- by New Deal democrat
Last month I concluded: “This was a very weak report, although not negative. If there were not distortions from the front-running of tariffs earlier this year, it would come very close to meriting a ‘recession watch.’ But by next month, the payback from this previous front-running should have largely abated. If there is a rebound, needless to say that will be good. But if the weakness persists, we may cross the threshold. As it is, because of this uncertainty a ‘yellow flag’ caution, ie., pay extra close attention, is merited.”
This month we indeed got the answer. The “payback” for front-running did abate, and there was a rebound across all the data, meaning the yellow flag can be removed for now.
Nominally income rose 0.4% and spending 0.5%. Since the PCE inflation gauge only rose 0.2%, real income increased 0.2% and real spending rose 0.3%. Real personal income is below only April’s outlier, while real spending set a new record.:
[Note: with the exception of the personal saving rate, and one YoY graph, all of the data in the below graphs is normed to 100 as of just before the pandemic.]
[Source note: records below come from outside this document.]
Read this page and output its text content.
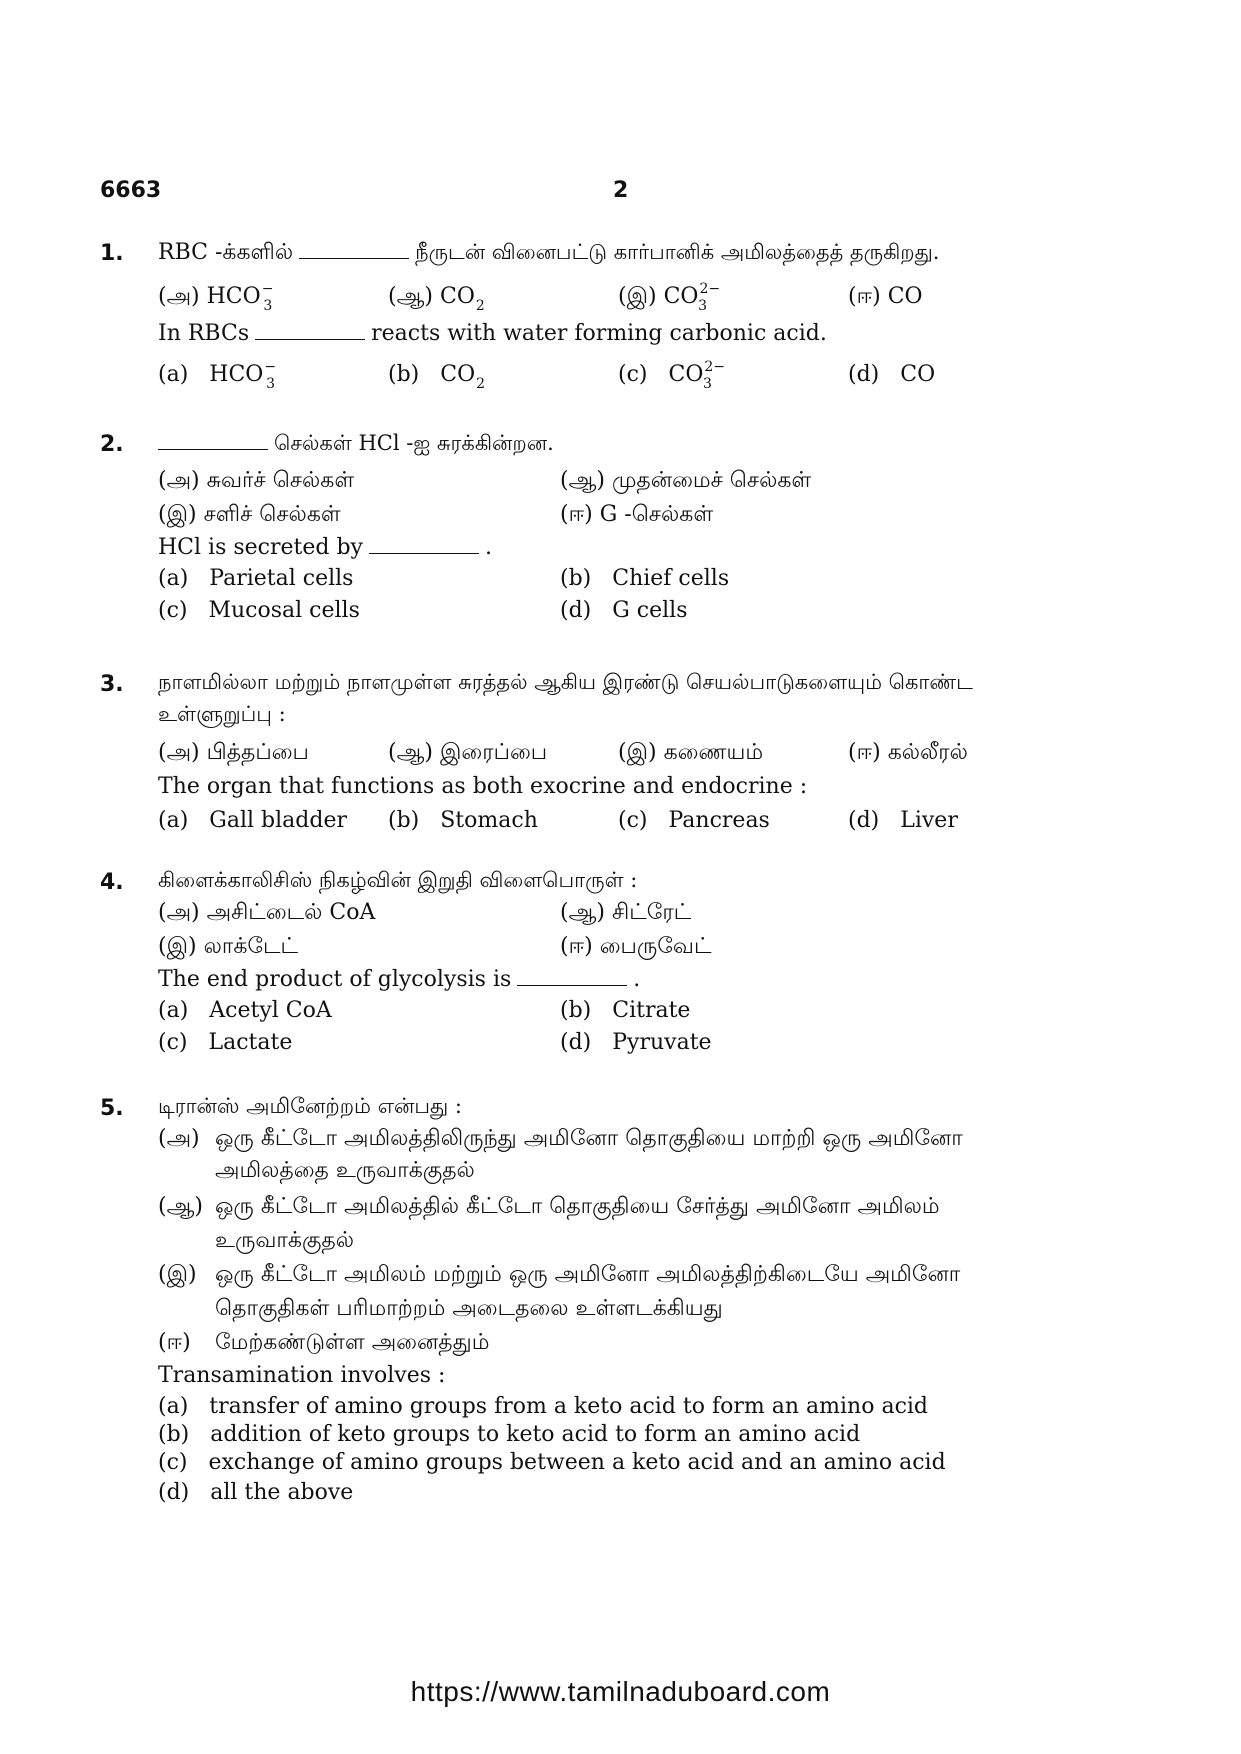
6663	2
1. RBC -க்களில்	நீருடன் வினைபட்டு கார்பானிக் அமிலத்தைத் தருகிறது.
(அ) $HCO^-_3$	(ஆ) $CO_2$	(இ) $CO^{2-}_3$	(ஈ) CO
In RBCs	reacts with water forming carbonic acid.
(a) $HCO^-_3$	(b) $CO_2$	(c) $CO^{2-}_3$	(d) CO
2.	செல்கள் HCl -ஐ சுரக்கின்றன.
(அ) சுவர்ச் செல்கள்	(ஆ) முதன்மைச் செல்கள்
(இ) சளிச் செல்கள்	(ஈ) G -செல்கள்
HCl is secreted by	.
(a) Parietal cells	(b) Chief cells
(c) Mucosal cells	(d) G cells
3. நாளமில்லா மற்றும் நாளமுள்ள சுரத்தல் ஆகிய இரண்டு செயல்பாடுகளையும் கொண்ட
உள்ளுறுப்பு :
(அ) பித்தப்பை	(ஆ) இரைப்பை	(இ) கணையம்	(ஈ) கல்லீரல்
The organ that functions as both exocrine and endocrine :
(a) Gall bladder (b) Stomach	(c) Pancreas	(d) Liver
4. கிளைக்காலிசிஸ் நிகழ்வின் இறுதி விளைபொருள் :
(அ) அசிட்டைல் CoA	(ஆ) சிட்ரேட்
(இ) லாக்டேட்	(ஈ) பைருவேட்
The end product of glycolysis is	.
(a) Acetyl CoA	(b) Citrate
(c) Lactate	(d) Pyruvate
5. டிரான்ஸ் அமினேற்றம் என்பது :
(அ) ஒரு கீட்டோ அமிலத்திலிருந்து அமினோ தொகுதியை மாற்றி ஒரு அமினோ
அமிலத்தை உருவாக்குதல்
(ஆ) ஒரு கீட்டோ அமிலத்தில் கீட்டோ தொகுதியை சேர்த்து அமினோ அமிலம்
உருவாக்குதல்
(இ) ஒரு கீட்டோ அமிலம் மற்றும் ஒரு அமினோ அமிலத்திற்கிடையே அமினோ
தொகுதிகள் பரிமாற்றம் அடைதலை உள்ளடக்கியது
(ஈ) மேற்கண்டுள்ள அனைத்தும்
Transamination involves :
(a) transfer of amino groups from a keto acid to form an amino acid
(b) addition of keto groups to keto acid to form an amino acid
(c) exchange of amino groups between a keto acid and an amino acid
(d) all the above
https://www.tamilnaduboard.com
Since real spending on services (blue, right scale) rarely turns down, even in recessions, the focus is on goods (red, left scale). In July they rose a strong 0.9%, also to a new record high:
Additionally, there is authority for the fact that spending on durable goods usually cools risk before spending on non-durable goods. In July, this rose 2.0%, but the absolute level remained below that of March and April, as well as last December:
While this is positive, the YoY trend shows considerable deceleration, as at 3.2%, it is no better than the level last summer:
One way to differentiate between noise and trend is to look at the YoY comparisons.In general while real income and spending do not turn negative YoY until after a recession has started, usually they have declined 50% or more from their YoY peaks within the previous 12 months (e.g. a decline from up 4.0% YoY to being up 2.0% YoY). After the improvements this month, total real spending as well as real spending on goods are nowhere near this threshold, but as shown above real spending on durable goods is very close, as measured on a three month average basis, it is down -49% from +6.2% YoY to 3.2% YoY.
Next, here is the personal savings rate. I follow this because just before and going into recessions it tends to turn up as consumers get more cautious. In July it remained steady at 4.4%, in line with its typical reading this year:
Finally, let’s take a look at two coincident indicators from this report which the NBER pays close attention to in dating recessions. First, here is real income less government transfers:
This rose 0.3%, reversing the declines in the two previous months. It is now higher 1.6% YoY, and less than -0.1% below its April all-time high. Last month it was on the cusp of being recessionary. With this month’s improvement, the trend this year has stabilized, although over a longer time period, the deceleration that started last year has persisted.
Second, here is real manufacturing and trade industries sales, which is delayed one month and so if for June:
This rose 0.3% for the month, and the upward trend since 2022 is intact, although this remains below April and May levels.
On an YoY basis this is also up, by 3.1%, in line with the trend in 2024 before tariff front-running came into play:
While both coincident indicators are below their spring peaks, I am not concerned that they signal a present recession, since the leading indicators would turn down first, and they have not done so.
In conclusion, as I said above, last month’s yellow caution flag can be removed, as all components rebounded, some to new all-time highs. There was no consumer retrenchment in savings, and real goods sales improved as well. The only ambiguous measure was real spending on durable goods, which typically is the first area where a downturn would be seen, and even there the more pessimistic reading is flatness rather than down.